Katharine Whipple - I grew up in Connecticut during the Vietnam war and see so many parallels to what was going on then and what is happening now with the Iraq war and American politics. There's the same greedy profiteering of a few off the pain of many. And the same manipulation and deception of the American people, using the fear factor to get them to fall in line behind the program. Back then it was Secretary of Defense Robert McNamara and the Domino theory, then it was Donald Rumsfeld, Bush et al and the nonexistant weapons of mass destruction.

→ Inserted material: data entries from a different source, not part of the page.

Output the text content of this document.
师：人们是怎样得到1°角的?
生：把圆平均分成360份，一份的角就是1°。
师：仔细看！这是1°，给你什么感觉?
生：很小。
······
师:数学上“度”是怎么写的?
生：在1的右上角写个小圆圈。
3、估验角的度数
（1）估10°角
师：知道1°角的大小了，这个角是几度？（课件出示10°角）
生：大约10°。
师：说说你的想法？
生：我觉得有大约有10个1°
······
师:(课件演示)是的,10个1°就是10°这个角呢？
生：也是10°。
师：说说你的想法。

I also remember how shamefully returning Viet vets were treated by many civilians and the U.S. government...like "losers" when they weren't the ones behind the twisted politics and economics that caused the war. All the same, they often were bearing the heavy seen and unseen human cost of war...just doing their duty for their country. Even back there, back then, I wanted to do whatever I could personally on a small, individual scale against such huge injustices.

At Kaiserslauten, 30 minutes from Landstuhl, we stood in the sunny courtyard handing out baked goods and making conversation, watching soldiers wander by, some in uniform, some not. Many stopped to talk, interested in the treats and curious to talk with American civilians, rarely seen there. At first everything seemed "normal." Then you see the soldier in dark glasses with an eye injury from shrapnel... soldiers with head injuries, multiple concussions from exploding IED's (improvised explosive devices) and post traumatic stress. Upstairs in the residence hall there were recreation rooms and rucksacks lined up for soldiers shipping out—most to army bases in the U.S.: "Home." Some were going to Walter Reed Hospital in Virginia, a few back to Iraq. Then we went to Landstuhl.

We acknowledged that the gifts were from Democrats, but that we were not there to talk politics. One soldier's response was "Hey, that's all right, I'm a Democrat! And we better get Hillary or Obama in there [White House] or we'll NEVER get out of this mess!"